Comparison between criteria leading to the weak invariance principle

TL;DR

This paper compares different criteria for the central limit theorem and weak invariance principle, showing that in ergodic systems with positive entropy, these criteria can differ for certain functions.

Contribution

It provides a comparative analysis of multiple criteria leading to the weak invariance principle, highlighting their differences in ergodic systems with positive entropy.

Findings

Criteria can differ for the same function in ergodic systems.

Some functions satisfy one criterion but not another.

The comparison clarifies the relationships between different conditions.

Abstract

The aim of this paper is to compare various criteria leading to the central limit theorem and the weak invariance principle. These criteria are the martingale-coboundary decomposition developed by Gordin in Dokl. Akad. Nauk SSSR 188 (1969), the projective criterion introduced by Dedecker in Probab.

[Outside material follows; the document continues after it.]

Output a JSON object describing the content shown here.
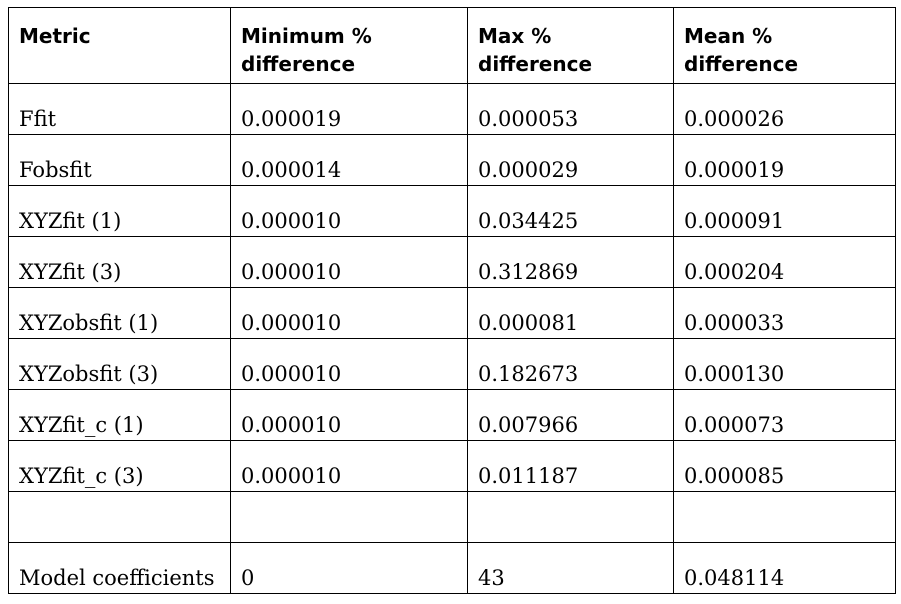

Theory Related Fields 110 (1998), which was subsequently improved by Dedecker and Rio in Ann. Inst. H. Poincar\'{e} Probab. Statist. 36 (2000) and the condition introduced by Maxwell and Woodroofe in Ann. Probab. 28 (2000) later improved upon by Peligrad and Utev in Ann. Probab. 33 (2005). We prove that in every ergodic dynamical system with positive entropy, if we consider two of these criteria, we can find a function in $\mathbb{L}^2$ satisfying the first but not the second.